The point is that it is very easy to say that we will exit at the first sign of trouble but bear in mind the first sign of trouble may be a precipitous down move. Also after that first 25% fall mentioned in the paragraph above all the commentators, with vested interests,  will be telling us that the market is due for a bounce, and only fools would be selling at these levels and that buy and hold is the only sensible game in town.  This re-enforces our own cognitive biases and we keep hanging on in the desperate hope of recovering our losses. Then the market takes its second leg down and falls a further 15%. Those previously bullish commentators suddenly do not sound so sure but advise us that the worst is over now.
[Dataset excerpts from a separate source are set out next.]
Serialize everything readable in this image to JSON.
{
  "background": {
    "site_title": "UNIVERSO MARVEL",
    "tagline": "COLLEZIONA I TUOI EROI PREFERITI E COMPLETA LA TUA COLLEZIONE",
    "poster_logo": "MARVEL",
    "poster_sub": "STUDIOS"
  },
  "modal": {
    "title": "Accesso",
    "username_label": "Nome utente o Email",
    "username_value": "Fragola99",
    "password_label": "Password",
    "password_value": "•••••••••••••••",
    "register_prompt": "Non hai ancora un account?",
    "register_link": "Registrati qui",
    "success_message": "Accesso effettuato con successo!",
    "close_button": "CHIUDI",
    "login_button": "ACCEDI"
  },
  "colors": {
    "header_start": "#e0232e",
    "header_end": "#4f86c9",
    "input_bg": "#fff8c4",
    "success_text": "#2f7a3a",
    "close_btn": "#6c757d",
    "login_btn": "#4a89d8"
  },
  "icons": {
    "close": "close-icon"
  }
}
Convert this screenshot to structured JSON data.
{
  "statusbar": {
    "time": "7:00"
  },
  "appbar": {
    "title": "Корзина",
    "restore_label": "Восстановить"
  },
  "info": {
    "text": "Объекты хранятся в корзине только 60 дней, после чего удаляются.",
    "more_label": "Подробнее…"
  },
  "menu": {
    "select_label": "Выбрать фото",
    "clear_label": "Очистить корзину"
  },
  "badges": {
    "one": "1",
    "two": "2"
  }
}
Finally the market takes its 3rd leg down and falls another 22%. Now everybody is of the opinion that the world will end and it can only get worse – so we finally and belatedly throw in the towel and sell – yes very close to the bottom !

It is a simple fact that in these big bear markets private investors do not get out at the top they almost always get out at the bottom.  In fact professional traders will tell us that one of the best signals of the bottom of a market is when the “public” finally give up, throw in the towel and exit.

This happens time and time and time  again. In every bear market were not just fighting the bear market we are fighting human psychology.

For those that have money in the bank the buying opportunities that then occur at the bottom of these bear markets are once in a decade opportunities. Sadly most participators won’t have money in the bank. They will  have money psychologically locked into a falling market and are unable no now take advantage of these once in a decade opportunities.

I repeat it is not that I believe the market is going to plunge tomorrow, simply that when it does inevitably roll over into the next bear market we will again revisit current prices and almost certainly prices significantly lower than they are today.

The really big  money making opportunities do not lay in capturing the next move up in already long in the tooth bull markets (if indeed there is even a next move up) but rather they will occur for those with spare capital held outside the market after the next bear market downturn has played out.

If you have a gunslingers mentality and think you can outdraw the market – good luck but  take care because the odds and historical precedence is most definitely not in your favour.